1. その年の説明書を印刷して、1冊にする(10分)
2. 奥さん(ご家族)に手渡して、目次だけ一緒に眺める(10分)
3. 「もし何かあったら、まずこの3人に連絡してね」と、頼れる人の名前だけ口頭で伝える(10分)
全部読んでもらう必要はありません。「地図がある」ことと「地図のありか」さえ知っていれば、家族はもう真っ暗な山道に放り出されません。

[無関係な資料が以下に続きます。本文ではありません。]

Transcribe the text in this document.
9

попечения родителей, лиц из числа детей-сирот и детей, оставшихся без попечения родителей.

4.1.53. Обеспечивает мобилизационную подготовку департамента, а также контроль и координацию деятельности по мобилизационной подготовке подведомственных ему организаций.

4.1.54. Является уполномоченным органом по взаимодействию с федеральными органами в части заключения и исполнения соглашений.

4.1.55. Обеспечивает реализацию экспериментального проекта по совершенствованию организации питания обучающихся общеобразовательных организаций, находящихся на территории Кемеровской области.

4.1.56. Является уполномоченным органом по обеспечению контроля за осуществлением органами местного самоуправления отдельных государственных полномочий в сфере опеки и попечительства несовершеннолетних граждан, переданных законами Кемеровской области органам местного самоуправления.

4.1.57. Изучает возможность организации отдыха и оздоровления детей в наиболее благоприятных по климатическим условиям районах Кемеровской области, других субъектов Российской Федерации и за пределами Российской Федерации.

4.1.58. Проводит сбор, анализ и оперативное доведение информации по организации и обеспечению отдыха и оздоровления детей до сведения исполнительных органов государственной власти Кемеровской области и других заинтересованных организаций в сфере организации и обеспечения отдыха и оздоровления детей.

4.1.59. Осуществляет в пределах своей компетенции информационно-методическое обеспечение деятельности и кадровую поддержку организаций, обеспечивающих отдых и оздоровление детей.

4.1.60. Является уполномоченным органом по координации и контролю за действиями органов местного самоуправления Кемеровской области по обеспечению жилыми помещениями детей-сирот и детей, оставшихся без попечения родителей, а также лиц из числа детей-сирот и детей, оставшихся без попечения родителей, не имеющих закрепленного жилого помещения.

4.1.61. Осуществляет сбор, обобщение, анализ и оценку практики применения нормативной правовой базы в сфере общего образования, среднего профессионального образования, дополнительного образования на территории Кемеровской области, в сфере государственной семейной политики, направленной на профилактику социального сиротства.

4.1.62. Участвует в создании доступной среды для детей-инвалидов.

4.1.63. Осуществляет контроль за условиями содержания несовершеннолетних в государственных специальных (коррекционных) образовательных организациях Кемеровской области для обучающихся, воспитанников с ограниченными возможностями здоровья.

この30分には、おまけの効果もあります。会社の話を年に一度でも家族とすることで、「会社はいま、こういう状況なんだ」という安心感が家庭に生まれます。多くの社長さんは、家族に心配をかけまいと仕事の話をしません。その優しさが、逆に「何も知らされていない不安」を生んでいることがあります。年に一度の30分は、その両方をほどく時間です。

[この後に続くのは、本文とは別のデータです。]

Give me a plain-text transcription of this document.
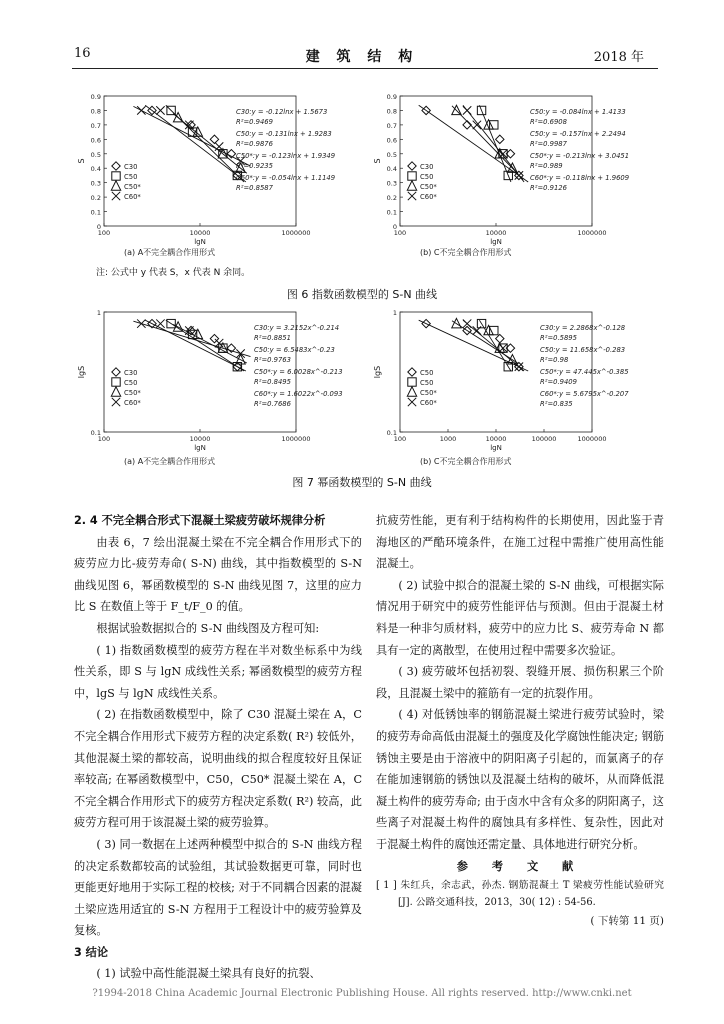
16	建 筑 结 构	2018 年
0
0.1
0.2
0.3
0.4
0.5
0.6
0.7
0.8
0.9
100	10000	1000000
S
lgN
(a) A不完全耦合作用形式
C30:y = -0.12lnx + 1.5673
R²=0.9469
C50:y = -0.131lnx + 1.9283
R²=0.9876
C50*:y = -0.123lnx + 1.9349
R²=0.9235
C60*:y = -0.054lnx + 1.1149
R²=0.8587
C30
C50
C50*
C60*
0
0.1
0.2
0.3
0.4
0.5
0.6
0.7
0.8
0.9
100	10000	1000000
S
lgN
(b) C不完全耦合作用形式
C50:y = -0.084lnx + 1.4133
R²=0.6908
C50:y = -0.157lnx + 2.2494
R²=0.9987
C50*:y = -0.213lnx + 3.0451
R²=0.989
C60*:y = -0.118lnx + 1.9609
R²=0.9126
C30
C50
C50*
C60*
0.1
1
100	10000	1000000
lgS
lgN
(a) A不完全耦合作用形式
C30:y = 3.2152x^-0.214
R²=0.8851
C50:y = 6.5483x^-0.23
R²=0.9763
C50*:y = 6.0028x^-0.213
R²=0.8495
C60*:y = 1.6022x^-0.093
R²=0.7686
C30
C50
C50*
C60*
0.1
1
100	1000	10000	100000	1000000
lgS
lgN
(b) C不完全耦合作用形式
C30:y = 2.2868x^-0.128
R²=0.5895
C50:y = 11.658x^-0.283
R²=0.98
C50*:y = 47.445x^-0.385
R²=0.9409
C60*:y = 5.6795x^-0.207
R²=0.835
C50
C50
C50*
C60*
注: 公式中 y 代表 S，x 代表 N 余同。
图 6 指数函数模型的 S-N 曲线
图 7 幂函数模型的 S-N 曲线

2. 4 不完全耦合形式下混凝土梁疲劳破坏规律分析

由表 6，7 绘出混凝土梁在不完全耦合作用形式下的疲劳应力比-疲劳寿命( S-N) 曲线，其中指数模型的 S-N 曲线见图 6，幂函数模型的 S-N 曲线见图 7，这里的应力比 S 在数值上等于 F_t/F_0 的值。

根据试验数据拟合的 S-N 曲线图及方程可知:

( 1) 指数函数模型的疲劳方程在半对数坐标系中为线性关系，即 S 与 lgN 成线性关系; 幂函数模型的疲劳方程中，lgS 与 lgN 成线性关系。

( 2) 在指数函数模型中，除了 C30 混凝土梁在 A，C 不完全耦合作用形式下疲劳方程的决定系数( R²) 较低外，其他混凝土梁的都较高，说明曲线的拟合程度较好且保证率较高; 在幂函数模型中，C50，C50* 混凝土梁在 A，C 不完全耦合作用形式下的疲劳方程决定系数( R²) 较高，此疲劳方程可用于该混凝土梁的疲劳验算。

( 3) 同一数据在上述两种模型中拟合的 S-N 曲线方程的决定系数都较高的试验组，其试验数据更可靠，同时也更能更好地用于实际工程的校核; 对于不同耦合因素的混凝土梁应选用适宜的 S-N 方程用于工程设计中的疲劳验算及复核。

3 结论

( 1) 试验中高性能混凝土梁具有良好的抗裂、

抗疲劳性能，更有利于结构构件的长期使用，因此鉴于青海地区的严酷环境条件，在施工过程中需推广使用高性能混凝土。

( 2) 试验中拟合的混凝土梁的 S-N 曲线，可根据实际情况用于研究中的疲劳性能评估与预测。但由于混凝土材料是一种非匀质材料，疲劳中的应力比 S、疲劳寿命 N 都具有一定的离散型，在使用过程中需要多次验证。

( 3) 疲劳破坏包括初裂、裂缝开展、损伤积累三个阶段，且混凝土梁中的箍筋有一定的抗裂作用。

( 4) 对低锈蚀率的钢筋混凝土梁进行疲劳试验时，梁的疲劳寿命高低由混凝土的强度及化学腐蚀性能决定; 钢筋锈蚀主要是由于溶液中的阴阳离子引起的，而氯离子的存在能加速钢筋的锈蚀以及混凝土结构的破坏，从而降低混凝土构件的疲劳寿命; 由于卤水中含有众多的阴阳离子，这些离子对混凝土构件的腐蚀具有多样性、复杂性，因此对于混凝土构件的腐蚀还需定量、具体地进行研究分析。

参 考 文 献

[ 1 ] 朱红兵，余志武，孙杰. 钢筋混凝土 T 梁疲劳性能试验研究[J]. 公路交通科技，2013，30( 12) : 54-56.

( 下转第 11 页)

?1994-2018 China Academic Journal Electronic Publishing House. All rights reserved. http://www.cnki.net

今年の分の1冊目は、話し始めてから1か月もあれば作れます。次の節目の日を、最初の「手渡しの日」にしてみませんか。
この記事のまとめ
・もしもの日、家族は「地図なしの山道」に放り出される
・エンディングノートは最後の手紙。おまもりは毎日更新される家族への地図
・家族のための特別な作業は不要。ふだんの仕事の話が、そのまま地図になる
・年に一度の30分、印刷して手渡すだけで、家族の不安は大きく減る
この記事は、社長ご本人だけでなく、社長の奥さん・ご家族にも読んでいただきたくて書きました。もしあなたが家族の側で、「うちの人、会社のことを何も残していないのでは」と感じているなら、この記事をそっと見せてあげてください。「あなたに万一のことがあったら困るから」は、照れくさい話題です。でも「1日50円で、話すだけらしいよ」なら、切り出せるかもしれません。
家族の安心は、社長の安心でもあります。どうぞ、夫婦の話題にひとつ、加えてみてください。その一言が、ご家族の10年先の、大きな安心につながります。